National Recording Registry officials have revealed Jackson's "Rhythm Nation 1814" release from 1989, 1994's "Illmatic" by Nas, "LaBelle"'s 1974 version of Lady Marmalade, and Kool & the Gang's 1980 hit "Celebration are all" "worthy of preservation for all time based on their cultural, historical or aesthetic importance in the nation's recorded sound heritage."
Also making the cut are Jimmy Cliff's album "The Harder They Come", Jackson Browne's "Late for the Sky", "Born Under a Bad Sign" by Albert King, Pat Metheny's "Bright Size Life", and "Free to Be...You & Me" from Marlo Thomas and Friends.

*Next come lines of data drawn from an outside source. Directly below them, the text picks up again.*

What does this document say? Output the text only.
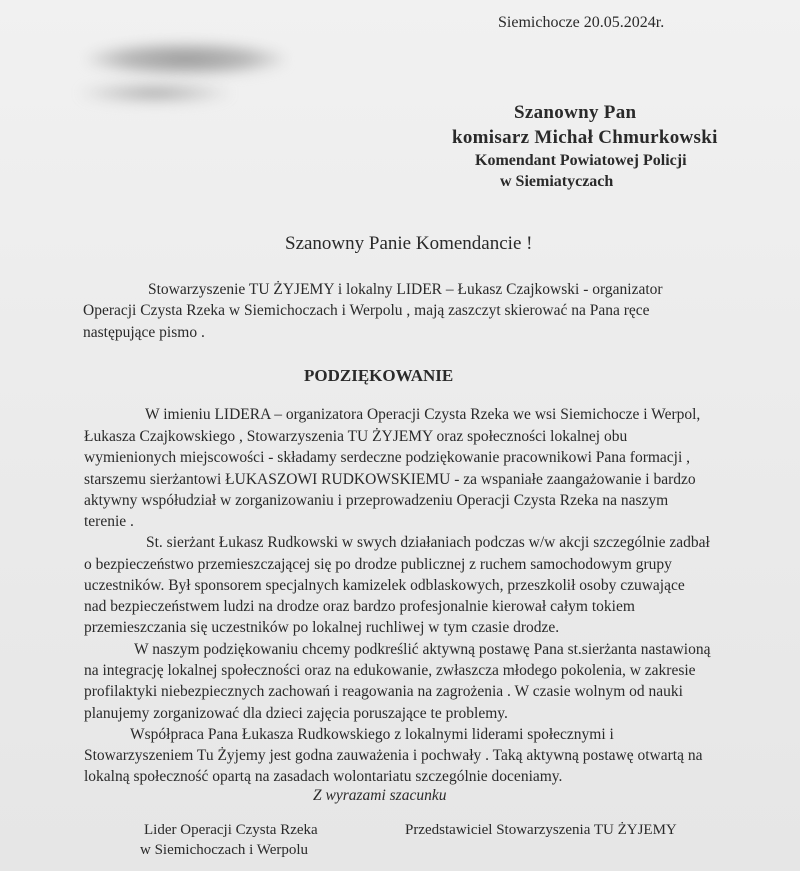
Siemichocze 20.05.2024r.
Szanowny Pan
komisarz Michał Chmurkowski
Komendant Powiatowej Policji
w Siemiatyczach
Szanowny Panie Komendancie !
Stowarzyszenie TU ŻYJEMY i lokalny LIDER – Łukasz Czajkowski - organizator
Operacji Czysta Rzeka w Siemichoczach i Werpolu , mają zaszczyt skierować na Pana ręce
następujące pismo .
PODZIĘKOWANIE
W imieniu LIDERA – organizatora Operacji Czysta Rzeka we wsi Siemichocze i Werpol,
Łukasza Czajkowskiego , Stowarzyszenia TU ŻYJEMY oraz społeczności lokalnej obu
wymienionych miejscowości - składamy serdeczne podziękowanie pracownikowi Pana formacji ,
starszemu sierżantowi ŁUKASZOWI RUDKOWSKIEMU - za wspaniałe zaangażowanie i bardzo
aktywny współudział w zorganizowaniu i przeprowadzeniu Operacji Czysta Rzeka na naszym
terenie .
St. sierżant Łukasz Rudkowski w swych działaniach podczas w/w akcji szczególnie zadbał
o bezpieczeństwo przemieszczającej się po drodze publicznej z ruchem samochodowym grupy
uczestników. Był sponsorem specjalnych kamizelek odblaskowych, przeszkolił osoby czuwające
nad bezpieczeństwem ludzi na drodze oraz bardzo profesjonalnie kierował całym tokiem
przemieszczania się uczestników po lokalnej ruchliwej w tym czasie drodze.
W naszym podziękowaniu chcemy podkreślić aktywną postawę Pana st.sierżanta nastawioną
na integrację lokalnej społeczności oraz na edukowanie, zwłaszcza młodego pokolenia, w zakresie
profilaktyki niebezpiecznych zachowań i reagowania na zagrożenia . W czasie wolnym od nauki
planujemy zorganizować dla dzieci zajęcia poruszające te problemy.
Współpraca Pana Łukasza Rudkowskiego z lokalnymi liderami społecznymi i
Stowarzyszeniem Tu Żyjemy jest godna zauważenia i pochwały . Taką aktywną postawę otwartą na
lokalną społeczność opartą na zasadach wolontariatu szczególnie doceniamy.
Z wyrazami szacunku
Lider Operacji Czysta Rzeka
w Siemichoczach i Werpolu
Przedstawiciel Stowarzyszenia TU ŻYJEMY
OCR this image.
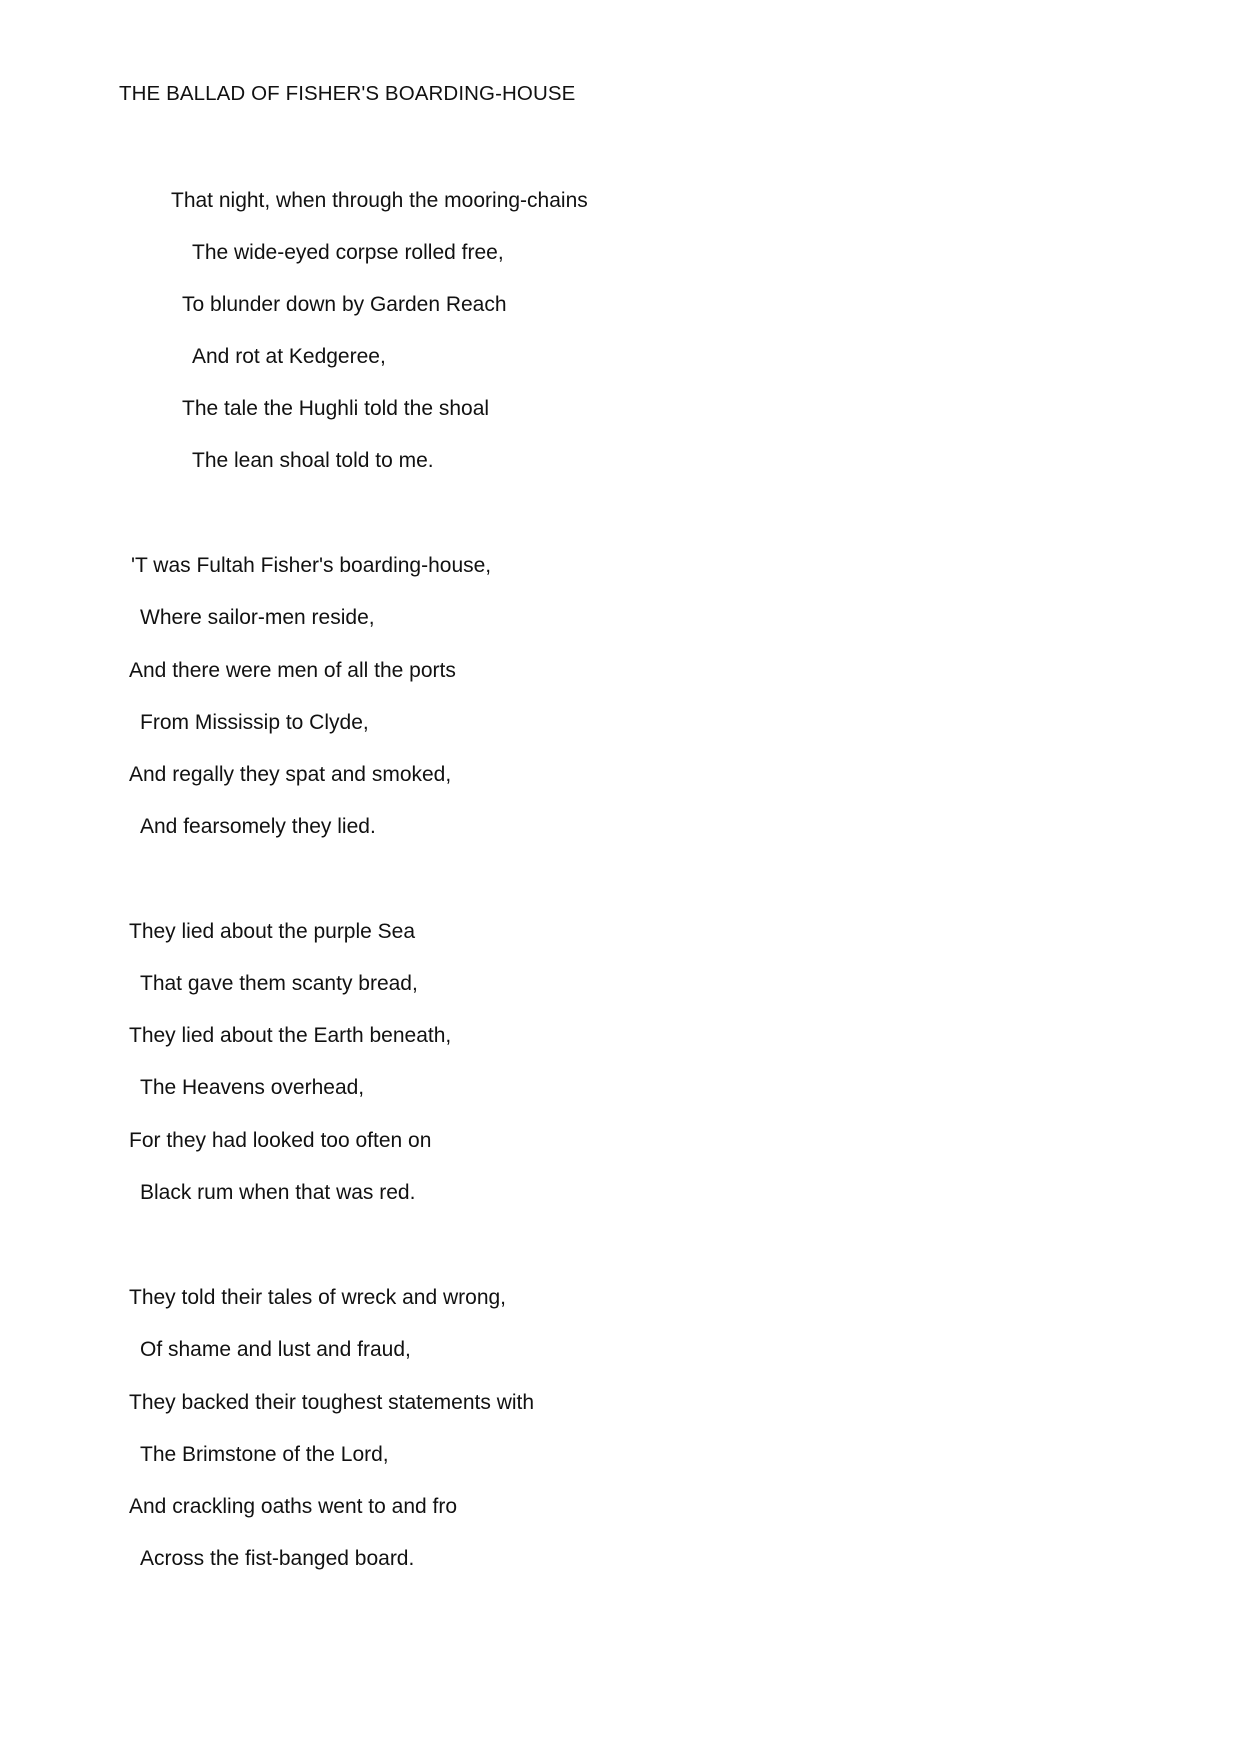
THE BALLAD OF FISHER'S BOARDING-HOUSE
That night, when through the mooring-chains
The wide-eyed corpse rolled free,
To blunder down by Garden Reach
And rot at Kedgeree,
The tale the Hughli told the shoal
The lean shoal told to me.
'T was Fultah Fisher's boarding-house,
Where sailor-men reside,
And there were men of all the ports
From Mississip to Clyde,
And regally they spat and smoked,
And fearsomely they lied.
They lied about the purple Sea
That gave them scanty bread,
They lied about the Earth beneath,
The Heavens overhead,
For they had looked too often on
Black rum when that was red.
They told their tales of wreck and wrong,
Of shame and lust and fraud,
They backed their toughest statements with
The Brimstone of the Lord,
And crackling oaths went to and fro
Across the fist-banged board.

Louis Armstrong & His Orchestra's 1938 recording of "When the Saints Go Marching In", and Connie Smith's "Once a Day" single have also been selected for entry, alongside Kermit the Frog's "The Rainbow Connection" as one of the 25 new inductees, billed as the selection for 2020.

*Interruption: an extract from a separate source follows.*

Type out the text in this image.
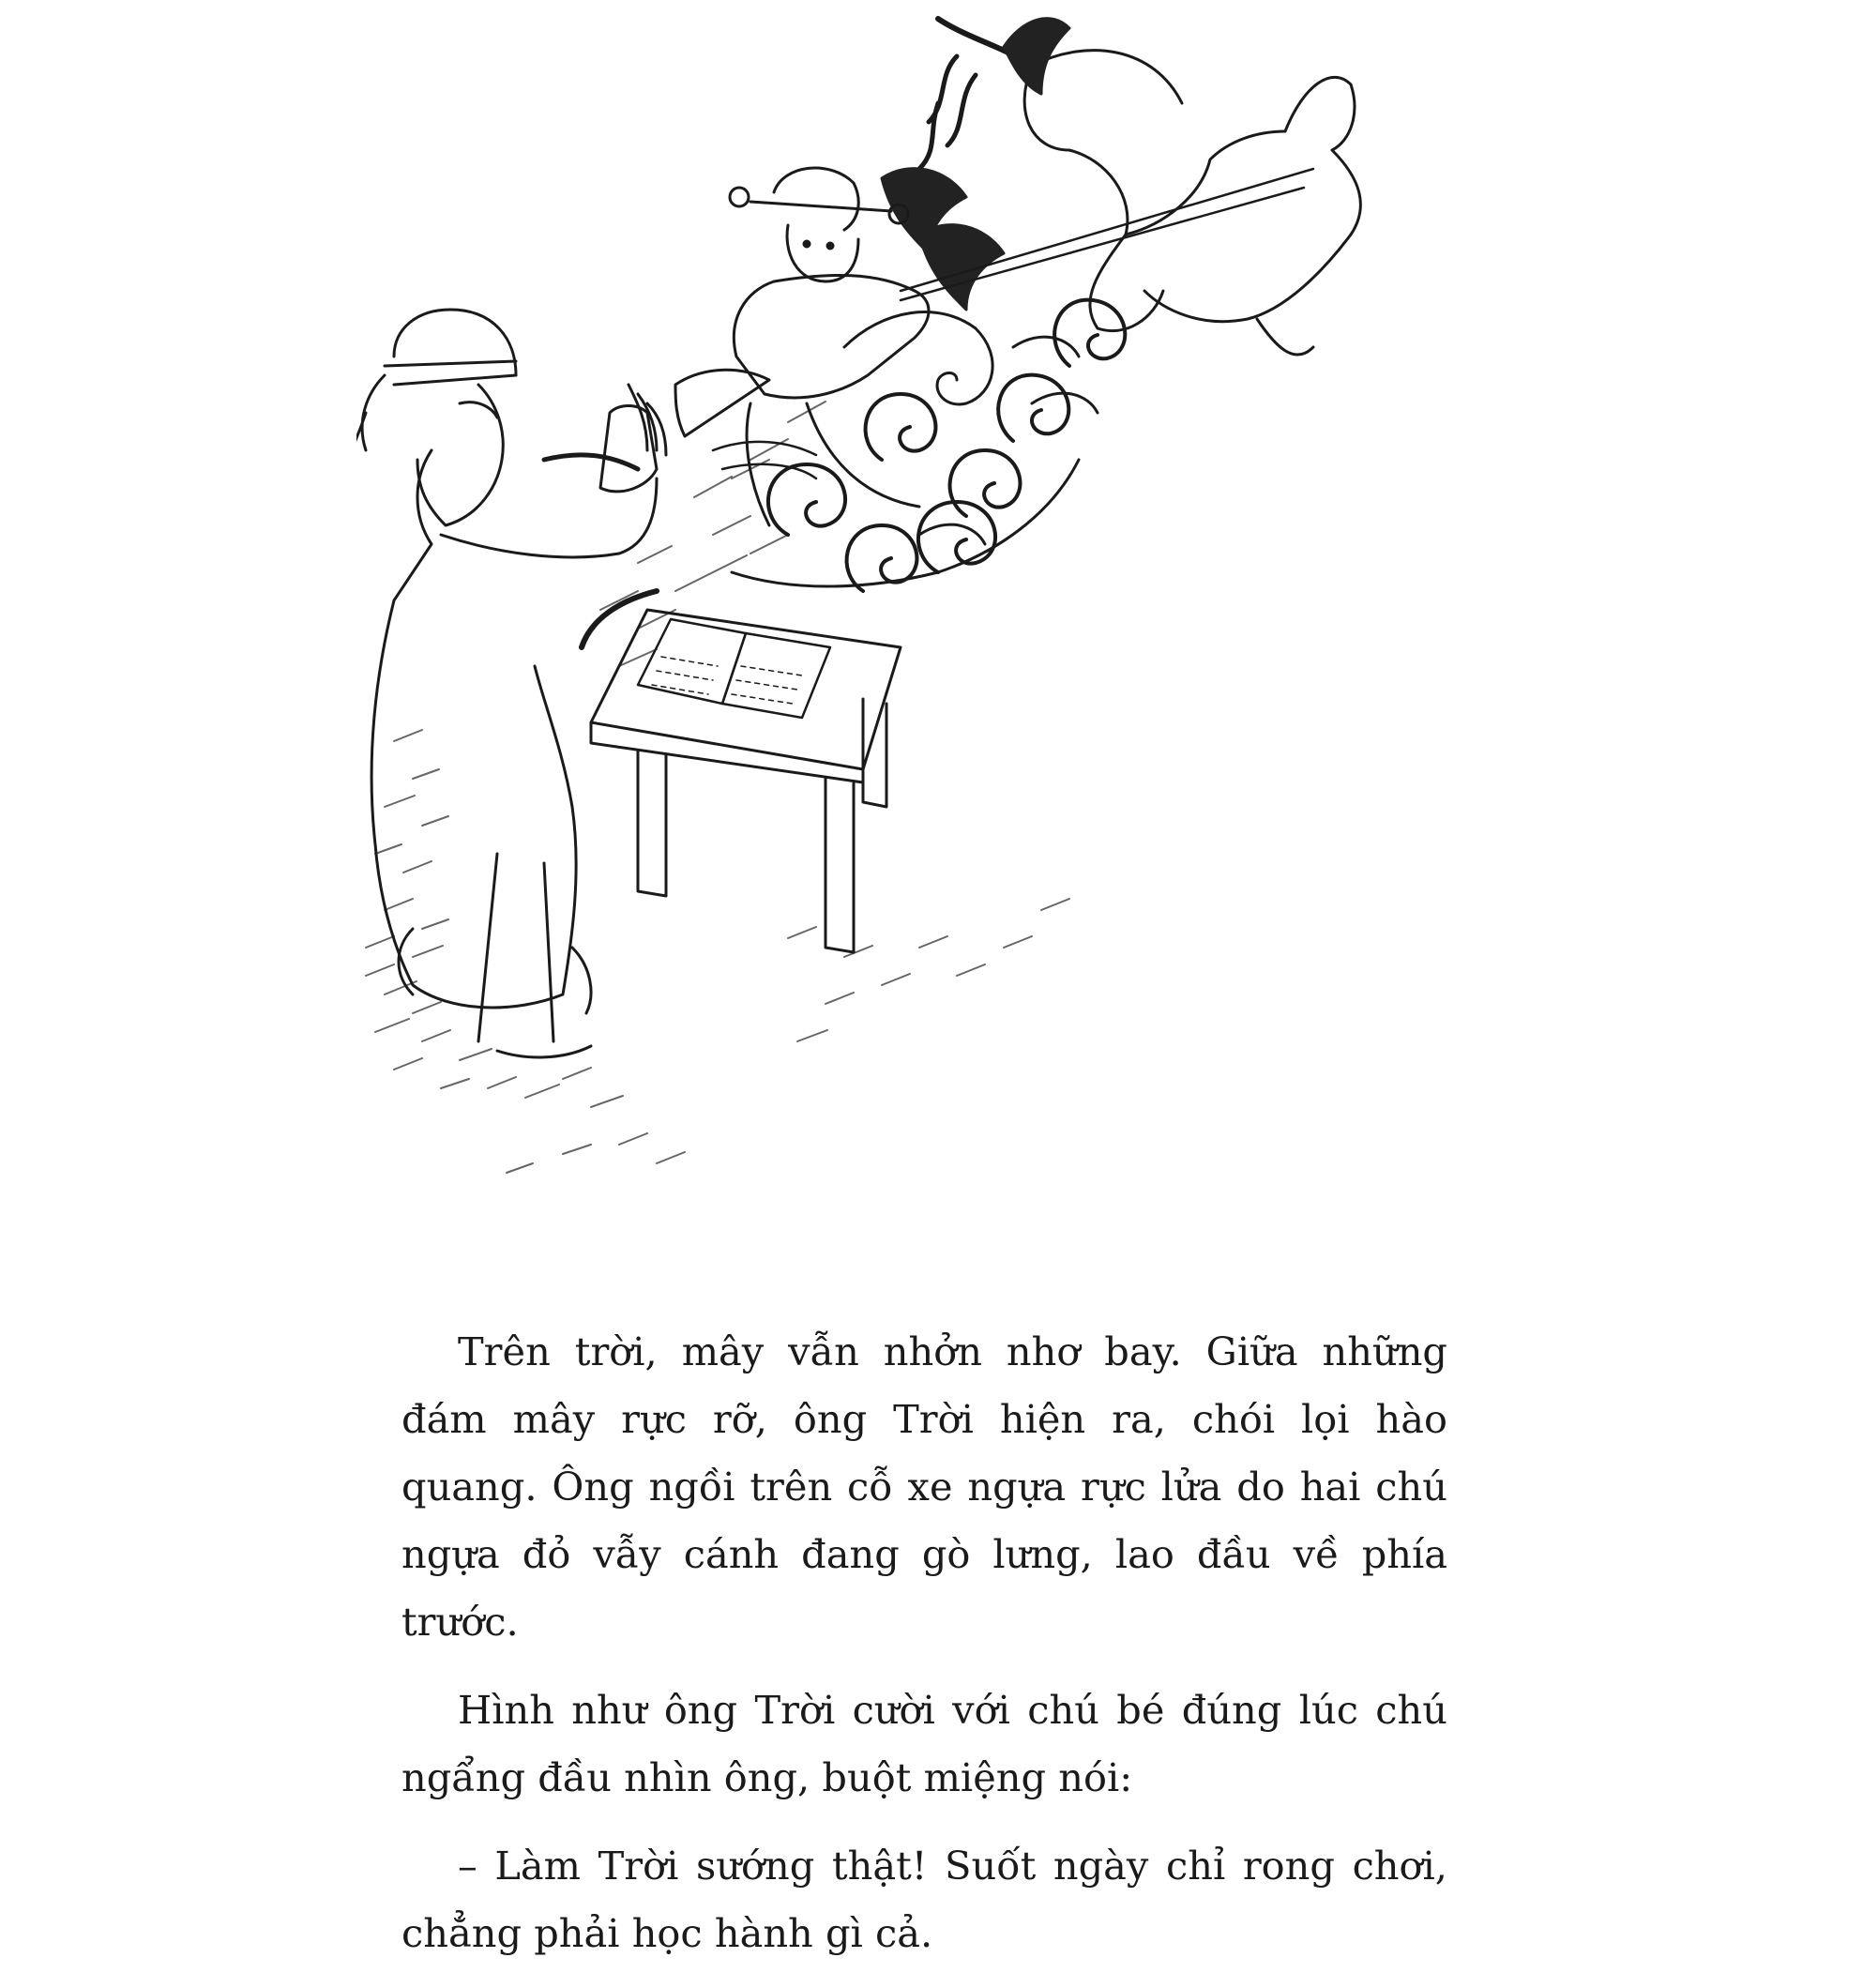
Trên trời, mây vẫn nhởn nhơ bay. Giữa những đám mây rực rỡ, ông Trời hiện ra, chói lọi hào quang. Ông ngồi trên cỗ xe ngựa rực lửa do hai chú ngựa đỏ vẫy cánh đang gò lưng, lao đầu về phía trước.

Hình như ông Trời cười với chú bé đúng lúc chú ngẩng đầu nhìn ông, buột miệng nói:

– Làm Trời sướng thật! Suốt ngày chỉ rong chơi, chẳng phải học hành gì cả.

Library of Congress representative Carla Hayden says, "The National Recording Registry will preserve our history through these vibrant recordings of music and voices that have reflected our humanity and shaped our culture from the past 143 years."

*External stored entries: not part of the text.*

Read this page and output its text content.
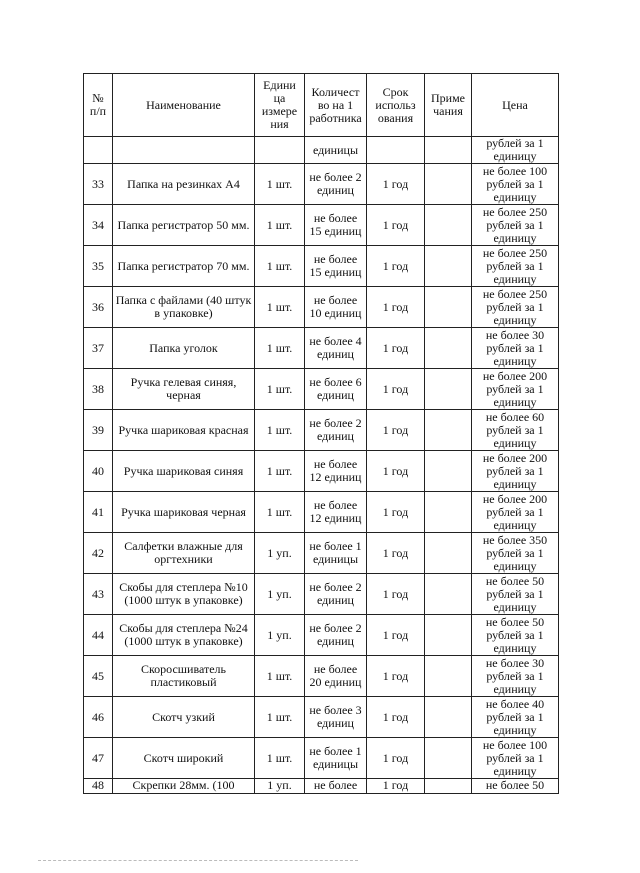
№ п/п	Наименование	Едини ца измере ния	Количест во на 1 работника	Срок использ ования	Приме чания	Цена
			единицы			рублей за 1 единицу
33	Папка на резинках А4	1 шт.	не более 2 единиц	1 год		не более 100 рублей за 1 единицу
34	Папка регистратор 50 мм.	1 шт.	не более 15 единиц	1 год		не более 250 рублей за 1 единицу
35	Папка регистратор 70 мм.	1 шт.	не более 15 единиц	1 год		не более 250 рублей за 1 единицу
36	Папка с файлами (40 штук в упаковке)	1 шт.	не более 10 единиц	1 год		не более 250 рублей за 1 единицу
37	Папка уголок	1 шт.	не более 4 единиц	1 год		не более 30 рублей за 1 единицу
38	Ручка гелевая синяя, черная	1 шт.	не более 6 единиц	1 год		не более 200 рублей за 1 единицу
39	Ручка шариковая красная	1 шт.	не более 2 единиц	1 год		не более 60 рублей за 1 единицу
40	Ручка шариковая синяя	1 шт.	не более 12 единиц	1 год		не более 200 рублей за 1 единицу
41	Ручка шариковая черная	1 шт.	не более 12 единиц	1 год		не более 200 рублей за 1 единицу
42	Салфетки влажные для оргтехники	1 уп.	не более 1 единицы	1 год		не более 350 рублей за 1 единицу
43	Скобы для степлера №10 (1000 штук в упаковке)	1 уп.	не более 2 единиц	1 год		не более 50 рублей за 1 единицу
44	Скобы для степлера №24 (1000 штук в упаковке)	1 уп.	не более 2 единиц	1 год		не более 50 рублей за 1 единицу
45	Скоросшиватель пластиковый	1 шт.	не более 20 единиц	1 год		не более 30 рублей за 1 единицу
46	Скотч узкий	1 шт.	не более 3 единиц	1 год		не более 40 рублей за 1 единицу
47	Скотч широкий	1 шт.	не более 1 единицы	1 год		не более 100 рублей за 1 единицу
48	Скрепки 28мм. (100	1 уп.	не более	1 год		не более 50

"We received about 900 public nominations this year for recordings to add to the registry, and we welcome the public's input as the Library of Congress and its partners preserve the diverse sounds of history and culture."
Last year's list of inductees included Dr. Dre's "The Chronic", Tina Turner's "Private Dancer", Whitney Houston's famous 1992 version of Dolly Parton's "I Will Always Love You", Village People's "Y.M.C.A.", and Glen Campbell's "Wichita Lineman".